I believe Josh. Alisa, if you need me to come stay at your house, please let me know!

Jon Paul said...

No shame in this, Alisa. It's hard to imagine having someone tell you to just deal with something that is changing something so frustratingly important to you. I think you're amazing. Josh, how many times can I say you're amazing, too? Maybe even the-mazing when we get right down to it.

Kerryne said...

Alisa,
I am so drawn to your blog and your progress. I really hope you don't mind. I just have to tell you that I have read through laughing with you and crying with you and you are in my prayers. Your such an inspiration to others! I love your outlooks on things! Stay strong!!!

AnneMarie said...

I love you and your grammar and your legs (yes, both of them!)

Jesse Urry said...

I am told you came to Young Women to day I hope this means you doing better. I can tell this is taking a toll on you and your family. Please let us help.
I wish there was a way to make you healthy with out the drugs.

Take care and know we Love you
The Urry's

Alisa said...

Thanks for all your sweet comments. For the record, the reason Jennie says she would go gothic with me is because thats what I feel like doing sometimes (of course I dont). Those are the angry days.

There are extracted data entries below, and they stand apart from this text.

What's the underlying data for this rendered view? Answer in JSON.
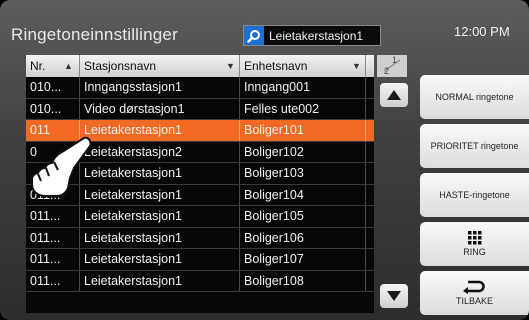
{
  "header": {
    "title": "Ringetoneinnstillinger",
    "search_value": "Leietakerstasjon1",
    "search_icon": "magnifier-icon",
    "time": "12:00 PM"
  },
  "table": {
    "columns": [
      "Nr.",
      "Stasjonsnavn",
      "Enhetsnavn"
    ],
    "rows": [
      {
        "nr": "010...",
        "station": "Inngangsstasjon1",
        "unit": "Inngang001"
      },
      {
        "nr": "010...",
        "station": "Video dørstasjon1",
        "unit": "Felles ute002"
      },
      {
        "nr": "011",
        "station": "Leietakerstasjon1",
        "unit": "Boliger101"
      },
      {
        "nr": "0",
        "station": "Leietakerstasjon2",
        "unit": "Boliger102"
      },
      {
        "nr": "",
        "station": "Leietakerstasjon1",
        "unit": "Boliger103"
      },
      {
        "nr": "011...",
        "station": "Leietakerstasjon1",
        "unit": "Boliger104"
      },
      {
        "nr": "011...",
        "station": "Leietakerstasjon1",
        "unit": "Boliger105"
      },
      {
        "nr": "011...",
        "station": "Leietakerstasjon1",
        "unit": "Boliger106"
      },
      {
        "nr": "011...",
        "station": "Leietakerstasjon1",
        "unit": "Boliger107"
      },
      {
        "nr": "011...",
        "station": "Leietakerstasjon1",
        "unit": "Boliger108"
      }
    ],
    "selected_row": 2,
    "page_current": "1",
    "page_total": "2"
  },
  "side_buttons": {
    "normal": "NORMAL ringetone",
    "priority": "PRIORITET ringetone",
    "urgent": "HASTE-ringetone",
    "ring": "RING",
    "back": "TILBAKE"
  },
  "colors": {
    "selected_row": "#f06a23",
    "search_icon_bg": "#1d6fd6"
  }
}
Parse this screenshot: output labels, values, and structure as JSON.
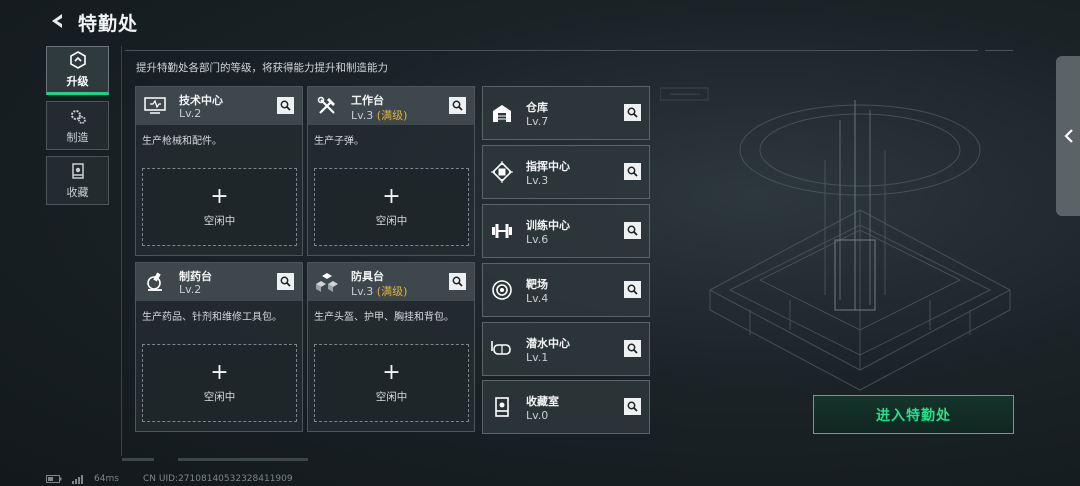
{
  "header": {
    "title": "特勤处"
  },
  "subtitle": "提升特勤处各部门的等级，将获得能力提升和制造能力",
  "side_nav": {
    "items": [
      {
        "label": "升级",
        "icon": "upgrade-icon",
        "active": true
      },
      {
        "label": "制造",
        "icon": "gears-icon",
        "active": false
      },
      {
        "label": "收藏",
        "icon": "collection-icon",
        "active": false
      }
    ]
  },
  "big_cards": [
    {
      "name": "技术中心",
      "level": "Lv.2",
      "max": "",
      "desc": "生产枪械和配件。",
      "slot": "空闲中",
      "icon": "monitor-icon"
    },
    {
      "name": "工作台",
      "level": "Lv.3",
      "max": "(满级)",
      "desc": "生产子弹。",
      "slot": "空闲中",
      "icon": "tools-icon"
    },
    {
      "name": "制药台",
      "level": "Lv.2",
      "max": "",
      "desc": "生产药品、针剂和维修工具包。",
      "slot": "空闲中",
      "icon": "microscope-icon"
    },
    {
      "name": "防具台",
      "level": "Lv.3",
      "max": "(满级)",
      "desc": "生产头盔、护甲、胸挂和背包。",
      "slot": "空闲中",
      "icon": "cubes-icon"
    }
  ],
  "small_cards": [
    {
      "name": "仓库",
      "level": "Lv.7",
      "icon": "warehouse-icon"
    },
    {
      "name": "指挥中心",
      "level": "Lv.3",
      "icon": "chip-icon"
    },
    {
      "name": "训练中心",
      "level": "Lv.6",
      "icon": "dumbbell-icon"
    },
    {
      "name": "靶场",
      "level": "Lv.4",
      "icon": "target-icon"
    },
    {
      "name": "潜水中心",
      "level": "Lv.1",
      "icon": "diving-mask-icon"
    },
    {
      "name": "收藏室",
      "level": "Lv.0",
      "icon": "display-case-icon"
    }
  ],
  "enter_button": "进入特勤处",
  "status": {
    "ping": "64ms",
    "uid": "CN UID:271081405323284119​09"
  },
  "colors": {
    "accent": "#19d480",
    "max_level": "#e0b23e"
  }
}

Suzanne, thanks! I go to to Dr. and trust me, the antidepressants will be prescribed! Also, we will look into your lady.

Julia, if you wear a size 10 the green shoes are yours.

Dawn said...

Alisa- I heard about a treatment (and lets keep in mind I'm no doctor) but it basically sounded like a massage around lymphnodes that helps to move the fluid the way it is supposed to. But if that isn't a real treatment or not an option for you, I say get massages anyway! They are quite enjoyable and I think you totally deserve at least 100!

Brittani said...

Alisa! My thoughts and prayers are with you. I love you. I put something on my blog to make you laugh. You'll have to check it out. I thought you could use a good laugh. I love you!

Emilie said...

alisa - you've always been one of the most beautiful people i've known. you remain. you are incredibly strong. i love you.

Misty said...

Alisa,
Hey, I'm hoping you remember me it has been a long time, I got your blog info from Kerryne Christensen/Brown. I just wanted you to know that you are in my prayers!!! I was remembering when your family moved into the old ward and when I first met you (the good old days when we didn't worry about anything). I have missed you and all of my old friends. Life doesn't always turn out like we plan, but I know that our Heavenly Father and our Savior is with you and loves you and your family! I love you lots and if you need anything please let me know I would love to help!